Many businesses with national and international reach reply on their rankings to gain new business. The issue now is that they have no idea what results people are seeing because the SERPS are being localised meaning everyone is seeing different results making devising a winning SEO strategy increasingly difficult. Does this signal the end of SEO?
A lot of Google’s changes have been good as they’ve knocked on the head many of the black hat SEO practices that were rife. The only issue is that many genuine businesses that played by the rules are now suffering as a result of the changes.
Link building was a big part of SEO, but because of the party poopers this now has morphed into link earning placing the onus of high quality content that people will want to link to. Obviously, that’s a good thing, but the business owner has little control over the links he gets making it difficult to work out whether his strategy is working or not. For many businesses SEO is becoming a pain with many falling prey to to dodgy outfits that promise the earth but deliver little.
SEO has always been split into to categories: on page and off page.

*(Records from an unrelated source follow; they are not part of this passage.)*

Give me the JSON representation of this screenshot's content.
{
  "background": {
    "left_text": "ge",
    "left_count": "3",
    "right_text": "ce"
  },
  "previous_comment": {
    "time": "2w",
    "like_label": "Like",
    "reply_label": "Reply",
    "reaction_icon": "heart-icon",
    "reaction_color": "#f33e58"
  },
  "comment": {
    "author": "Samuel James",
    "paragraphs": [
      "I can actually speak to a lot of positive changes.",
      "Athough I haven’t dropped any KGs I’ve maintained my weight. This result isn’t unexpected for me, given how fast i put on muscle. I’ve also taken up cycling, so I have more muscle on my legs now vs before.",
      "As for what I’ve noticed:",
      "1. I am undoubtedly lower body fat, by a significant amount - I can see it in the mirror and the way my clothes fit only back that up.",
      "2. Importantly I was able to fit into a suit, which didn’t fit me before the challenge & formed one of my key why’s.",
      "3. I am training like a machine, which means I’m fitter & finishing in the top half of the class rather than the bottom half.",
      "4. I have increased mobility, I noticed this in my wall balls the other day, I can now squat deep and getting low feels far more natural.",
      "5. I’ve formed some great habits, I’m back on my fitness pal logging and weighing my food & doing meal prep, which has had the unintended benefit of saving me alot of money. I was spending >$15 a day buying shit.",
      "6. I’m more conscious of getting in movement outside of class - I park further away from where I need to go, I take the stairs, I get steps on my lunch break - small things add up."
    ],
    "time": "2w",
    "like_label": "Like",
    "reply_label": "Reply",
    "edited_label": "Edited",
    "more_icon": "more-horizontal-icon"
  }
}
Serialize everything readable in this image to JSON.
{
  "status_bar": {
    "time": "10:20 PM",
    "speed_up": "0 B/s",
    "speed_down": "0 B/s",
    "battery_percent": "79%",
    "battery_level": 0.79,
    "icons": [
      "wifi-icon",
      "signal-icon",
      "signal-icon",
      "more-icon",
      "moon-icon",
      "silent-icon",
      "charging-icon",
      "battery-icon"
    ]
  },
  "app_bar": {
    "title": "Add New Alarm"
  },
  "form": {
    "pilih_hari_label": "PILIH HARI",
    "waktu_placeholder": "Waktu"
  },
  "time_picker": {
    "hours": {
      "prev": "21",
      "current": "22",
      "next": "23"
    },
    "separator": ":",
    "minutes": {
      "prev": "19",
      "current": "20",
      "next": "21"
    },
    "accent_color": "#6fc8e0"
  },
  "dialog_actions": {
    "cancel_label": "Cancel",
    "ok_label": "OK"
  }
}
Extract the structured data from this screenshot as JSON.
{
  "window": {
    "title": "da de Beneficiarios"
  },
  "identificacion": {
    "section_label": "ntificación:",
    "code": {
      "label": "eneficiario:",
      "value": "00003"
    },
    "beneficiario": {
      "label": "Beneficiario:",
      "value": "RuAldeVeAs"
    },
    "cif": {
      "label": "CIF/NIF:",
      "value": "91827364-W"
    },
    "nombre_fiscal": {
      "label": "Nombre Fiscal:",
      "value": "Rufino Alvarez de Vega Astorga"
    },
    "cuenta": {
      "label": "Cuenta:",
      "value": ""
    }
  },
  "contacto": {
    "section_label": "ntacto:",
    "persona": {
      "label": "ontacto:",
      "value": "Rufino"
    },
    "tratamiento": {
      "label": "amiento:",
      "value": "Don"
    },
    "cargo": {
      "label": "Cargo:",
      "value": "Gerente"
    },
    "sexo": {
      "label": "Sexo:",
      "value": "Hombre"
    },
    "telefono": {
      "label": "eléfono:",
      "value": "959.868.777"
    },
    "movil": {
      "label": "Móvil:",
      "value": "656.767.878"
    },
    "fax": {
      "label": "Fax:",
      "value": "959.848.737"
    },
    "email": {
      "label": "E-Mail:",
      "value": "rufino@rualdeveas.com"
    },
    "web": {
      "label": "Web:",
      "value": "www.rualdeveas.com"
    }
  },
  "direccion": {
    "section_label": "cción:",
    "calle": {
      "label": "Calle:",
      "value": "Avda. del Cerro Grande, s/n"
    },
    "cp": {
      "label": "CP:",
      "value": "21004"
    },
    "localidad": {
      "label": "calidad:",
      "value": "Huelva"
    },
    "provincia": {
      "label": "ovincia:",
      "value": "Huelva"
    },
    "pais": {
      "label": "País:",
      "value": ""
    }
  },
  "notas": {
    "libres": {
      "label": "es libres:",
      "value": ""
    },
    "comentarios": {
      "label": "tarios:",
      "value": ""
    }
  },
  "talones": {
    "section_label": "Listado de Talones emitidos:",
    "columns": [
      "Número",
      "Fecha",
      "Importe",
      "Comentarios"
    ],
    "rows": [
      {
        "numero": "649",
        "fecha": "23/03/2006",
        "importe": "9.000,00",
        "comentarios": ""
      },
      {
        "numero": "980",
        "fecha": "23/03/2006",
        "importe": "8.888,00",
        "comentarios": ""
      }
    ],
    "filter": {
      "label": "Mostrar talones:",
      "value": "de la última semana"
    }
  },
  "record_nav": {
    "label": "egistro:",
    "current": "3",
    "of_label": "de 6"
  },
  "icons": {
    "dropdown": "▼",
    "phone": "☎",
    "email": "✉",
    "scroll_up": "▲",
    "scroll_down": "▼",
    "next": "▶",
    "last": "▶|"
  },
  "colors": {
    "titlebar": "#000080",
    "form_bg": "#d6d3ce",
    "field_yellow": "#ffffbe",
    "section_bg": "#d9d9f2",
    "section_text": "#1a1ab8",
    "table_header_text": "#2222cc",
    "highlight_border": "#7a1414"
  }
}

As a business owner, you have most control over the on page stuff, such as title tags, high quality content, well-coded website, good navigation etc. But it’s the off page stuff that’s a bit harder to deal with. Yes, you can generate high quality articles and blogs, but rather than just blasting them out to umpteen article repositories, you must target your audience more carefully to attract the right kind of links that will give your rankings the boost they need.
The other reason behind all the changes is that search is becoming more social.
The number of shares, likes and fans you have is beginning to have an impact on the relevancy of your website in the eyes of Google.
Mind you, considering how many cowboys exploited the old SEO, how long will it be before they devise cunning ways to fiddle the new system?
For many of the big brands (and those that use Pay-Per-Click campaigns), the algorithmic changes have little effect, but they can be devastating for the smaller businesses. Google stated that if you played by their rules, your website won’t be affected by these tweaks and yet thousands and thousands of sites saw their rankings plummet.
Online marketing is constantly changing. As a business owner you have to keep up with the changes, especially if you don’t have the budget for a bona fide SEO/internet marketing company that can run things for you.
What has your experience been of the recent changes?
Did you get hit, or did you manage to ride out the storm?